The economies of the eight countries comprising South Asia, led by India, will benefit greatly from boosting trade cooperation and removing barriers to intra-regional trade, said the World Bank in an insightful new report.
South Asia consists of India, Pakistan, Afghanistan, Bangladesh, Bhutan, Maldives, Nepal, and Sri Lanka. China, which shares borders with some of these countries, will also benefit from enhanced free trade.
In its report, "A Glass Half Full: The Promise of Regional Trade in South Asia," the World Bank says all countries in South Asia stand to gain from boosting trade cooperation among themselves. It noted that other countries around the world harness the potential of intraregional trade to prosper together with their neighbors.

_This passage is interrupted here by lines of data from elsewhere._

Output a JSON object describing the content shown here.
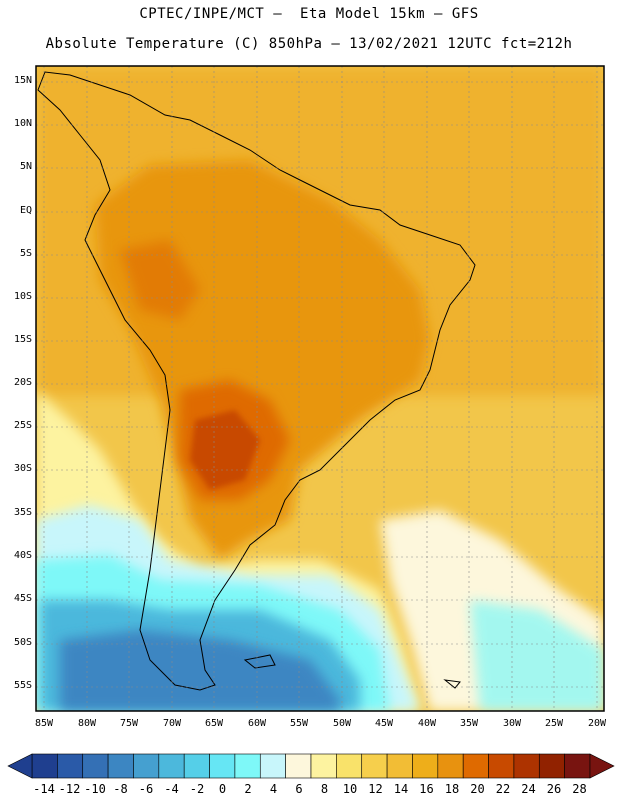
{
  "header": {
    "line1": "CPTEC/INPE/MCT –  Eta Model 15km – GFS",
    "line2": "Absolute Temperature (C) 850hPa – 13/02/2021 12UTC fct=212h"
  },
  "map": {
    "lat_labels": [
      "15N",
      "10N",
      "5N",
      "EQ",
      "5S",
      "10S",
      "15S",
      "20S",
      "25S",
      "30S",
      "35S",
      "40S",
      "45S",
      "50S",
      "55S"
    ],
    "lon_labels": [
      "85W",
      "80W",
      "75W",
      "70W",
      "65W",
      "60W",
      "55W",
      "50W",
      "45W",
      "40W",
      "35W",
      "30W",
      "25W",
      "20W"
    ],
    "gridlines": true
  },
  "colorbar": {
    "labels": [
      "-14",
      "-12",
      "-10",
      "-8",
      "-6",
      "-4",
      "-2",
      "0",
      "2",
      "4",
      "6",
      "8",
      "10",
      "12",
      "14",
      "16",
      "18",
      "20",
      "22",
      "24",
      "26",
      "28"
    ],
    "colors": [
      "#1f3f8f",
      "#2a5aa8",
      "#3470b5",
      "#3c86c2",
      "#45a0d0",
      "#4cb8dc",
      "#55cfe8",
      "#66e6f4",
      "#7ef8f8",
      "#c8f6fb",
      "#fdf7dc",
      "#fdf3a0",
      "#f9e26a",
      "#f6cf4c",
      "#f2bd35",
      "#eeae1a",
      "#e8920f",
      "#df6a00",
      "#c84a00",
      "#ad3300",
      "#912200",
      "#781410"
    ]
  }
}
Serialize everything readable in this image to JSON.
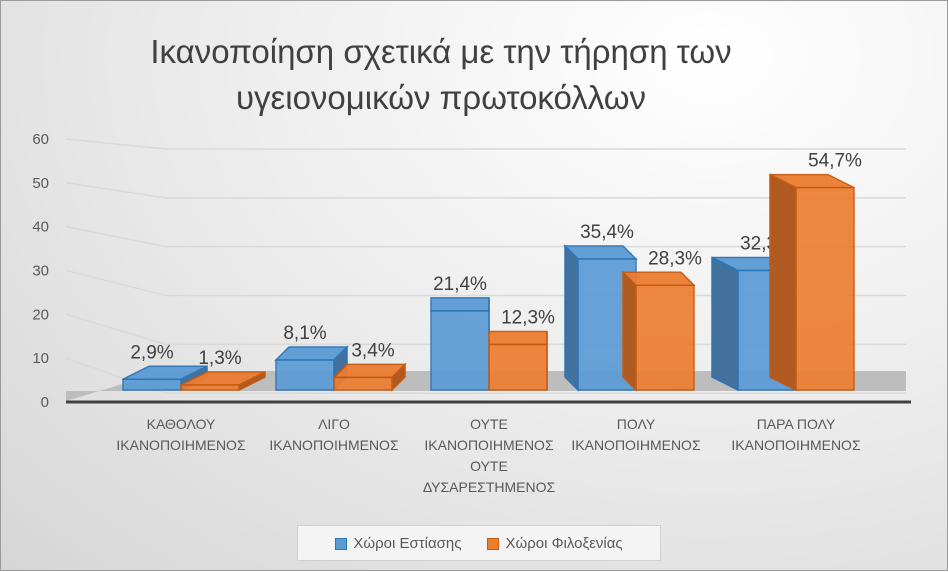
{
  "chart_data": {
    "type": "bar",
    "title": "Ικανοποίηση σχετικά με την τήρηση των υγειονομικών πρωτοκόλλων",
    "categories": [
      [
        "ΚΑΘΟΛΟΥ",
        "ΙΚΑΝΟΠΟΙΗΜΕΝΟΣ"
      ],
      [
        "ΛΙΓΟ",
        "ΙΚΑΝΟΠΟΙΗΜΕΝΟΣ"
      ],
      [
        "ΟΥΤΕ",
        "ΙΚΑΝΟΠΟΙΗΜΕΝΟΣ",
        "ΟΥΤΕ",
        "ΔΥΣΑΡΕΣΤΗΜΕΝΟΣ"
      ],
      [
        "ΠΟΛΥ",
        "ΙΚΑΝΟΠΟΙΗΜΕΝΟΣ"
      ],
      [
        "ΠΑΡΑ ΠΟΛΥ",
        "ΙΚΑΝΟΠΟΙΗΜΕΝΟΣ"
      ]
    ],
    "series": [
      {
        "name": "Χώροι Εστίασης",
        "color": "#5b9bd5",
        "values": [
          2.9,
          8.1,
          21.4,
          35.4,
          32.3
        ],
        "labels": [
          "2,9%",
          "8,1%",
          "21,4%",
          "35,4%",
          "32,3%"
        ]
      },
      {
        "name": "Χώροι Φιλοξενίας",
        "color": "#ed7d31",
        "values": [
          1.3,
          3.4,
          12.3,
          28.3,
          54.7
        ],
        "labels": [
          "1,3%",
          "3,4%",
          "12,3%",
          "28,3%",
          "54,7%"
        ]
      }
    ],
    "yticks": [
      0,
      10,
      20,
      30,
      40,
      50,
      60
    ],
    "ylim": [
      0,
      60
    ],
    "xlabel": "",
    "ylabel": "",
    "legend": "bottom",
    "grid": true
  }
}
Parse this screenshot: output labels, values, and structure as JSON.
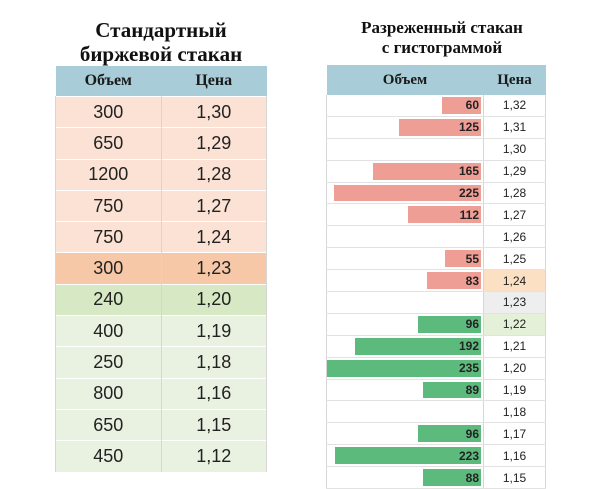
{
  "standard": {
    "title_line1": "Стандартный",
    "title_line2": "биржевой стакан",
    "headers": {
      "volume": "Объем",
      "price": "Цена"
    },
    "rows": [
      {
        "volume": "300",
        "price": "1,30",
        "side": "ask"
      },
      {
        "volume": "650",
        "price": "1,29",
        "side": "ask"
      },
      {
        "volume": "1200",
        "price": "1,28",
        "side": "ask"
      },
      {
        "volume": "750",
        "price": "1,27",
        "side": "ask"
      },
      {
        "volume": "750",
        "price": "1,24",
        "side": "ask"
      },
      {
        "volume": "300",
        "price": "1,23",
        "side": "best-ask"
      },
      {
        "volume": "240",
        "price": "1,20",
        "side": "best-bid"
      },
      {
        "volume": "400",
        "price": "1,19",
        "side": "bid"
      },
      {
        "volume": "250",
        "price": "1,18",
        "side": "bid"
      },
      {
        "volume": "800",
        "price": "1,16",
        "side": "bid"
      },
      {
        "volume": "650",
        "price": "1,15",
        "side": "bid"
      },
      {
        "volume": "450",
        "price": "1,12",
        "side": "bid"
      }
    ]
  },
  "sparse": {
    "title_line1": "Разреженный стакан",
    "title_line2": "с гистограммой",
    "headers": {
      "volume": "Объем",
      "price": "Цена"
    },
    "max_volume": 235,
    "colors": {
      "ask": "#ef9e96",
      "bid": "#5cbb7c"
    },
    "rows": [
      {
        "volume": "60",
        "value": 60,
        "price": "1,32",
        "side": "ask"
      },
      {
        "volume": "125",
        "value": 125,
        "price": "1,31",
        "side": "ask"
      },
      {
        "volume": "",
        "value": 0,
        "price": "1,30",
        "side": "ask"
      },
      {
        "volume": "165",
        "value": 165,
        "price": "1,29",
        "side": "ask"
      },
      {
        "volume": "225",
        "value": 225,
        "price": "1,28",
        "side": "ask"
      },
      {
        "volume": "112",
        "value": 112,
        "price": "1,27",
        "side": "ask"
      },
      {
        "volume": "",
        "value": 0,
        "price": "1,26",
        "side": "ask"
      },
      {
        "volume": "55",
        "value": 55,
        "price": "1,25",
        "side": "ask"
      },
      {
        "volume": "83",
        "value": 83,
        "price": "1,24",
        "side": "ask",
        "highlight": "best-ask"
      },
      {
        "volume": "",
        "value": 0,
        "price": "1,23",
        "side": "none",
        "highlight": "spread"
      },
      {
        "volume": "96",
        "value": 96,
        "price": "1,22",
        "side": "bid",
        "highlight": "best-bid"
      },
      {
        "volume": "192",
        "value": 192,
        "price": "1,21",
        "side": "bid"
      },
      {
        "volume": "235",
        "value": 235,
        "price": "1,20",
        "side": "bid"
      },
      {
        "volume": "89",
        "value": 89,
        "price": "1,19",
        "side": "bid"
      },
      {
        "volume": "",
        "value": 0,
        "price": "1,18",
        "side": "bid"
      },
      {
        "volume": "96",
        "value": 96,
        "price": "1,17",
        "side": "bid"
      },
      {
        "volume": "223",
        "value": 223,
        "price": "1,16",
        "side": "bid"
      },
      {
        "volume": "88",
        "value": 88,
        "price": "1,15",
        "side": "bid"
      }
    ]
  }
}
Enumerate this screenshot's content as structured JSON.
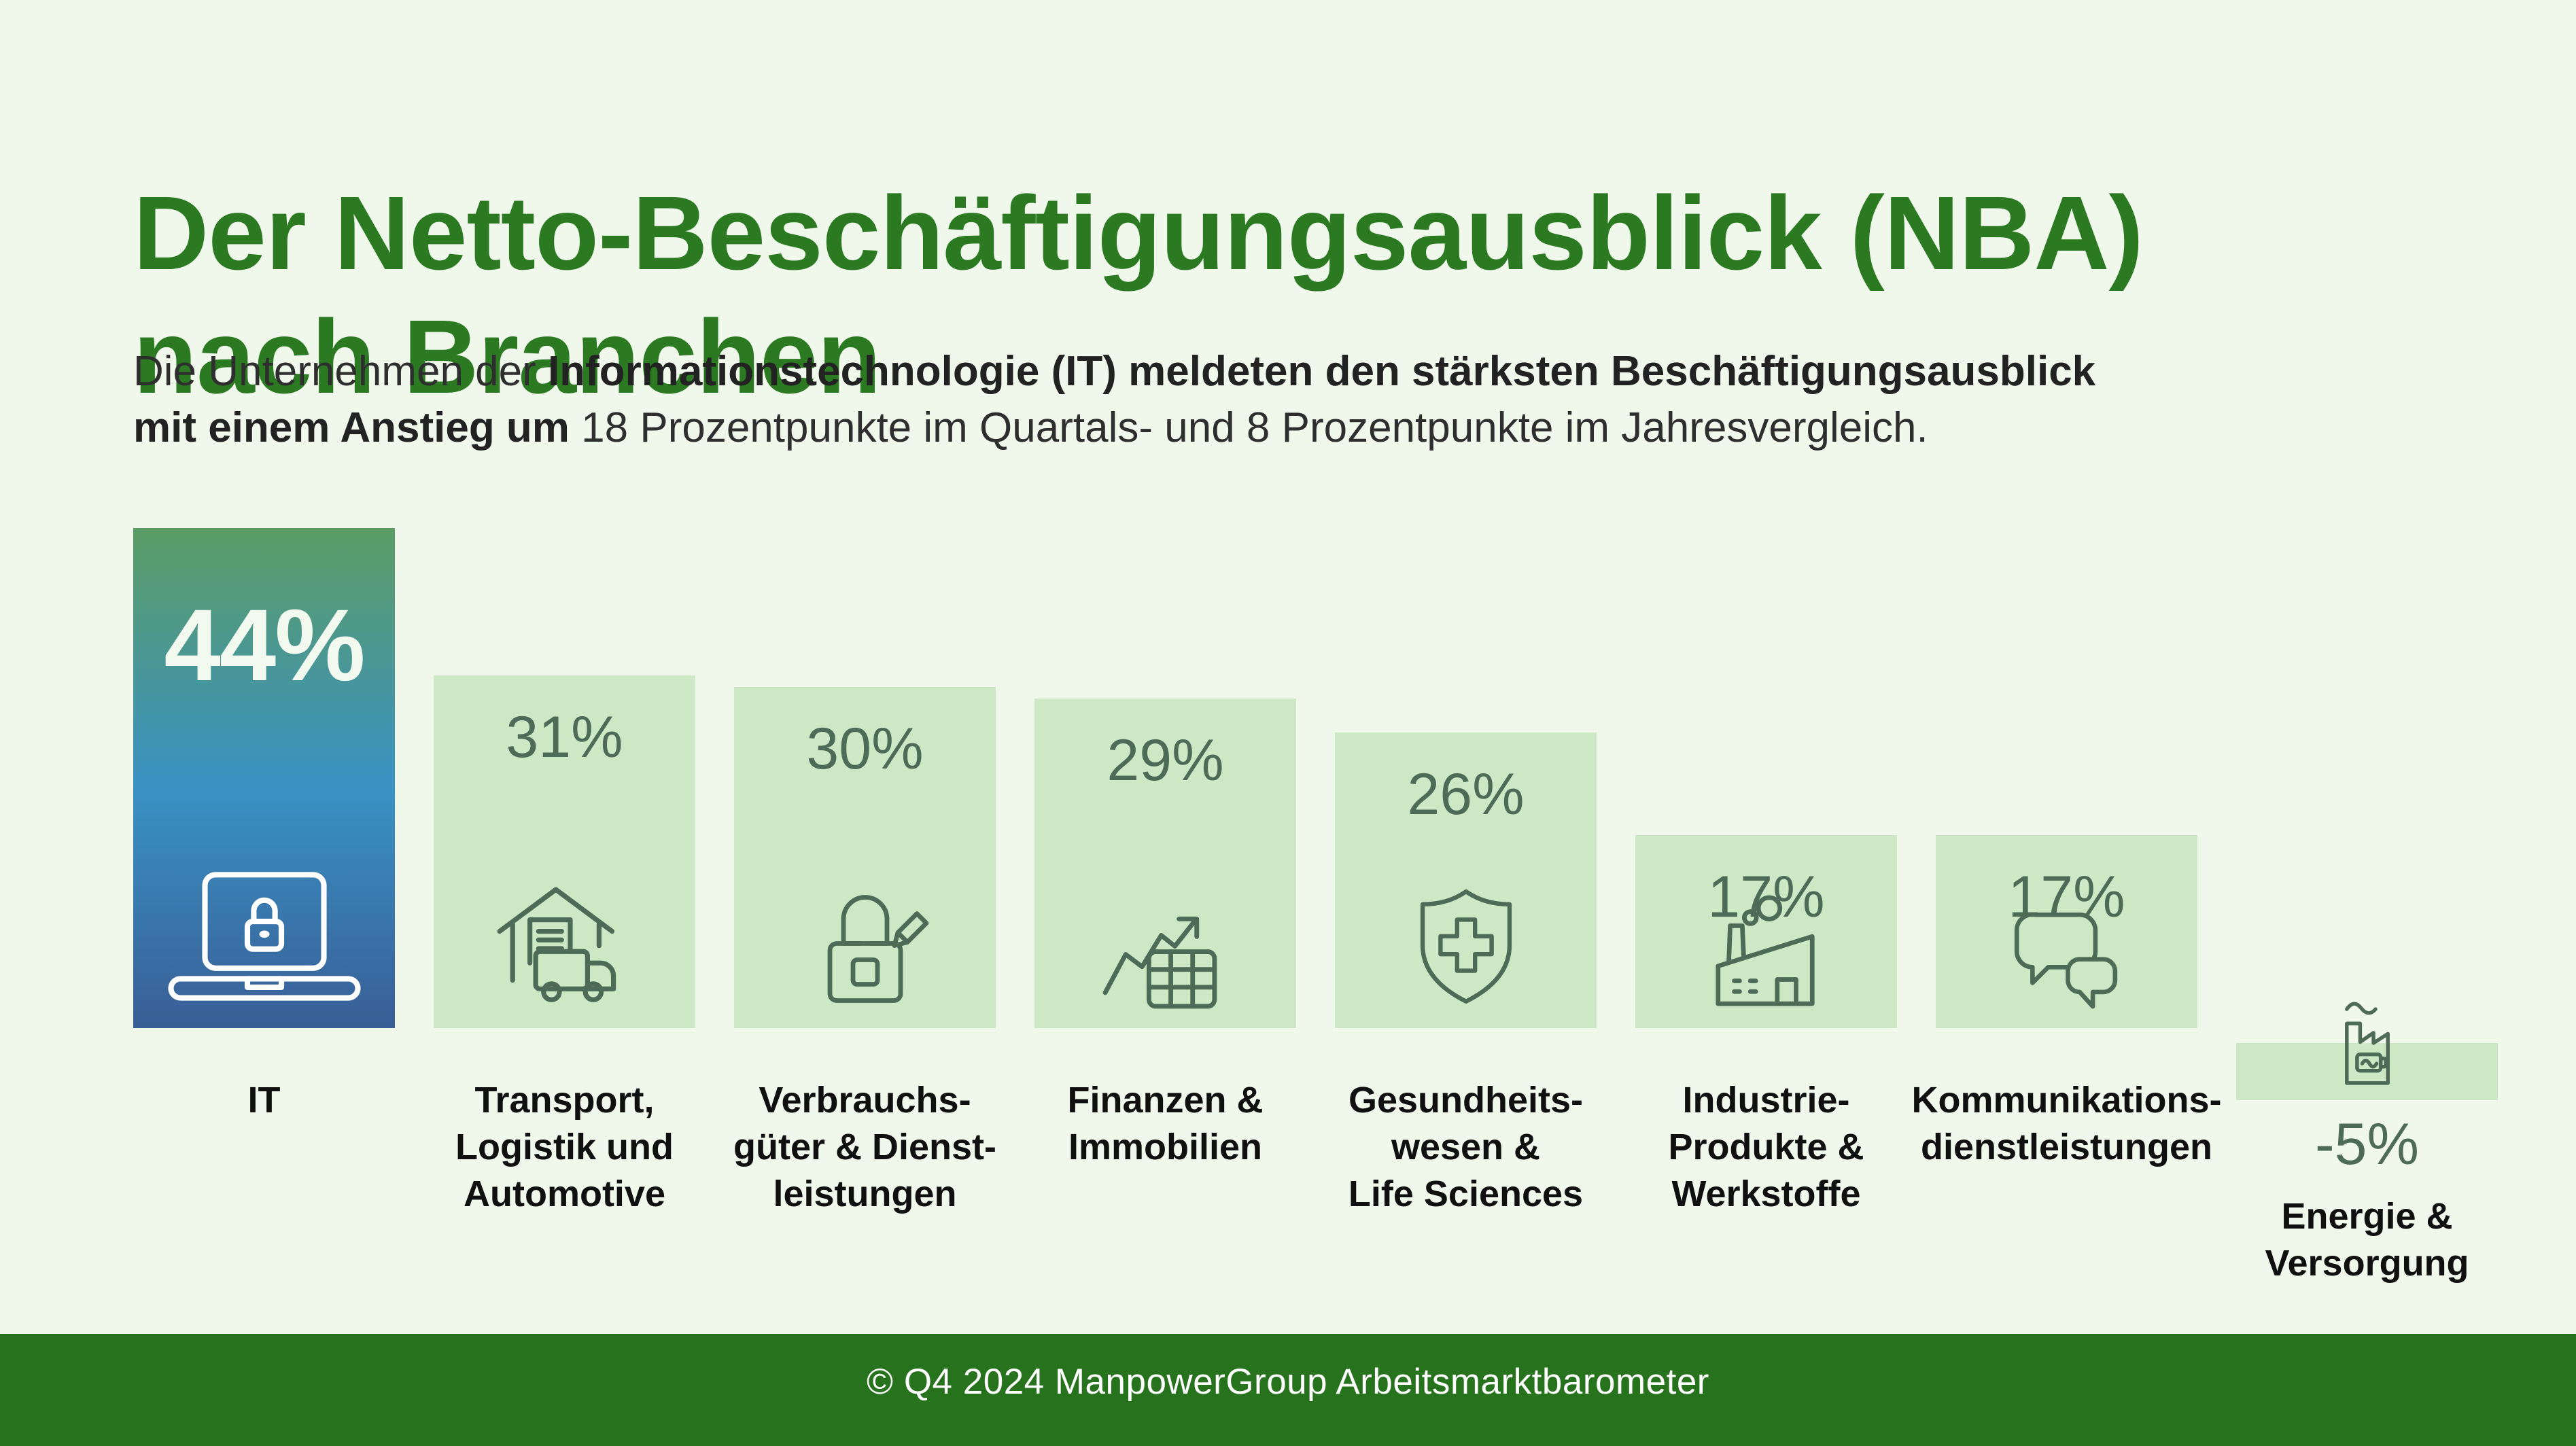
{
  "header": {
    "title_line1": "Der Netto-Beschäftigungsausblick (NBA)",
    "title_line2": "nach Branchen",
    "subtitle": {
      "part1": "Die Unternehmen der ",
      "part2_bold": "Informationstechnologie (IT) meldeten den stärksten Beschäftigungsausblick",
      "part3_bold": "mit einem Anstieg um ",
      "part4": "18 Prozentpunkte im Quartals- und 8 Prozentpunkte im Jahresvergleich."
    }
  },
  "chart_data": {
    "type": "bar",
    "title": "Der Netto-Beschäftigungsausblick (NBA) nach Branchen",
    "categories": [
      "IT",
      "Transport, Logistik und Automotive",
      "Verbrauchsgüter & Dienstleistungen",
      "Finanzen & Immobilien",
      "Gesundheitswesen & Life Sciences",
      "Industrie-Produkte & Werkstoffe",
      "Kommunikationsdienstleistungen",
      "Energie & Versorgung"
    ],
    "values": [
      44,
      31,
      30,
      29,
      26,
      17,
      17,
      -5
    ],
    "unit": "%",
    "ylim": [
      -5,
      44
    ],
    "grid": false,
    "legend": "none",
    "highlight_category": "IT"
  },
  "bars": [
    {
      "id": "it",
      "value": 44,
      "value_label": "44%",
      "label_lines": [
        "IT"
      ],
      "icon": "laptop-lock-icon",
      "variant": "highlight"
    },
    {
      "id": "transport-logistik-automotive",
      "value": 31,
      "value_label": "31%",
      "label_lines": [
        "Transport,",
        "Logistik und",
        "Automotive"
      ],
      "icon": "warehouse-truck-icon",
      "variant": "light"
    },
    {
      "id": "verbrauchsgueter-dienstleistungen",
      "value": 30,
      "value_label": "30%",
      "label_lines": [
        "Verbrauchs-",
        "güter & Dienst-",
        "leistungen"
      ],
      "icon": "shopping-bag-icon",
      "variant": "light"
    },
    {
      "id": "finanzen-immobilien",
      "value": 29,
      "value_label": "29%",
      "label_lines": [
        "Finanzen &",
        "Immobilien"
      ],
      "icon": "growth-chart-icon",
      "variant": "light"
    },
    {
      "id": "gesundheitswesen-life-sciences",
      "value": 26,
      "value_label": "26%",
      "label_lines": [
        "Gesundheits-",
        "wesen &",
        "Life Sciences"
      ],
      "icon": "health-shield-icon",
      "variant": "light"
    },
    {
      "id": "industrie-produkte-werkstoffe",
      "value": 17,
      "value_label": "17%",
      "label_lines": [
        "Industrie-",
        "Produkte &",
        "Werkstoffe"
      ],
      "icon": "factory-icon",
      "variant": "light"
    },
    {
      "id": "kommunikationsdienstleistungen",
      "value": 17,
      "value_label": "17%",
      "label_lines": [
        "Kommunikations-",
        "dienstleistungen"
      ],
      "icon": "speech-bubbles-icon",
      "variant": "light"
    },
    {
      "id": "energie-versorgung",
      "value": -5,
      "value_label": "-5%",
      "label_lines": [
        "Energie &",
        "Versorgung"
      ],
      "icon": "energy-factory-icon",
      "variant": "light"
    }
  ],
  "footer": {
    "text": "© Q4 2024 ManpowerGroup Arbeitsmarktbarometer"
  },
  "colors": {
    "background": "#f0f8ec",
    "title_green": "#2b7a22",
    "footer_green": "#27731d",
    "bar_light": "#cce8c5",
    "accent_text": "#4d6b57",
    "gradient_top": "#5b9c64",
    "gradient_mid": "#3992c4",
    "gradient_bottom": "#395e96"
  }
}
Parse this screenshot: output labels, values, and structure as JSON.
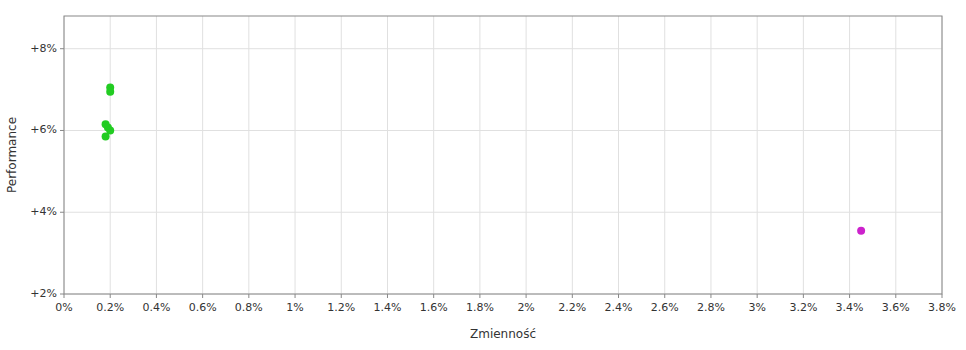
{
  "chart_data": {
    "type": "scatter",
    "x_label": "Zmienność",
    "y_label": "Performance",
    "xlim": [
      0.0,
      0.038
    ],
    "ylim": [
      0.02,
      0.088
    ],
    "xticks": [
      {
        "value": 0.0,
        "label": "0%"
      },
      {
        "value": 0.002,
        "label": "0.2%"
      },
      {
        "value": 0.004,
        "label": "0.4%"
      },
      {
        "value": 0.006,
        "label": "0.6%"
      },
      {
        "value": 0.008,
        "label": "0.8%"
      },
      {
        "value": 0.01,
        "label": "1%"
      },
      {
        "value": 0.012,
        "label": "1.2%"
      },
      {
        "value": 0.014,
        "label": "1.4%"
      },
      {
        "value": 0.016,
        "label": "1.6%"
      },
      {
        "value": 0.018,
        "label": "1.8%"
      },
      {
        "value": 0.02,
        "label": "2%"
      },
      {
        "value": 0.022,
        "label": "2.2%"
      },
      {
        "value": 0.024,
        "label": "2.4%"
      },
      {
        "value": 0.026,
        "label": "2.6%"
      },
      {
        "value": 0.028,
        "label": "2.8%"
      },
      {
        "value": 0.03,
        "label": "3%"
      },
      {
        "value": 0.032,
        "label": "3.2%"
      },
      {
        "value": 0.034,
        "label": "3.4%"
      },
      {
        "value": 0.036,
        "label": "3.6%"
      },
      {
        "value": 0.038,
        "label": "3.8%"
      }
    ],
    "yticks": [
      {
        "value": 0.02,
        "label": "+2%"
      },
      {
        "value": 0.04,
        "label": "+4%"
      },
      {
        "value": 0.06,
        "label": "+6%"
      },
      {
        "value": 0.08,
        "label": "+8%"
      }
    ],
    "grid": true,
    "series": [
      {
        "color": "#22cc22",
        "x": [
          0.002,
          0.002,
          0.0018,
          0.0019,
          0.002,
          0.0018
        ],
        "values": [
          0.0705,
          0.0695,
          0.0615,
          0.0607,
          0.06,
          0.0585
        ]
      },
      {
        "color": "#cc22cc",
        "x": [
          0.0345
        ],
        "values": [
          0.0355
        ]
      }
    ]
  }
}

This phenomenon does not exist in South Asia, however. In this region, intraregional trade accounts for only five percent of South Asia's total trade. This paltry percentage compares to 50 percent of total trade in East Asia and the Pacific and 22 percent in Sub-Saharan Africa, noted the report.
Massive barriers to Intraregional trade prevent trade among South Asian countries from reaching its full potential. The report identified the four specific barriers that stifle trade within South Asia as nontariff barriers; tariff and para tariff barriers; the high costs of connectivity and the trust deficit among South Asian countries.
Average tariffs in the eight South Asian countries remain high despite significant liberalization in tariff regimes since the 1980s. In 2016 for example, average tariffs in South Asia were 13.6 percent.
This percentage is more than double the world average of 6.3 percent and is the highest among major regions of the world despite a regional free trade agreement, the South Asian Free Trade Agreement (SAFTA) that came into force in 2006.
The study highlights two key reasons why SAFTA is failing in its goal to reduce trade and non-trade barriers. First, each South Asian country maintains a long "sensitive" list of products exempted from the tariff liberalization.
Almost 35 percent of the value of intraregional trade in South Asia is subject to sensitive list tariffs. As a specific example, over 39 percent of India's exports to the region fall under the sensitive lists of various partners.
Several South Asian nations maintain high para-tariffs, which are duties imposed on imports but not on domestic production. Many of these para-tariffs are not been included in the tariff preference programs in FTAs. Bangladesh, Pakistan and Sri Lanka maintain high para-tariffs.
The World Bank says deeper regional trade and connectivity has the potential to more than triple India's trade with its South Asian neighbors. It estimates India's potential trade in goods with South Asia at $62 billion compared to actual trade of $19 billion. The latter figure is only three percent of India's global trade and $43 billion below its potential. The report said India can play a critical role in regional cooperation for mutual economic and welfare gains.
The report recommends "open regionalism" to unlock thepotential for free trade. It says intraregional trade as complementary to, and as a stepping stone for, deeper global integration. It also recommends an incremental approach toward deeper trade cooperation.
South Asia has witnessed examples of this incremental approach in the form of India-Sri Lanka air services liberalization and India-Bangladesh border haats. A Border Haat is a border trade market between Bangladesh and India.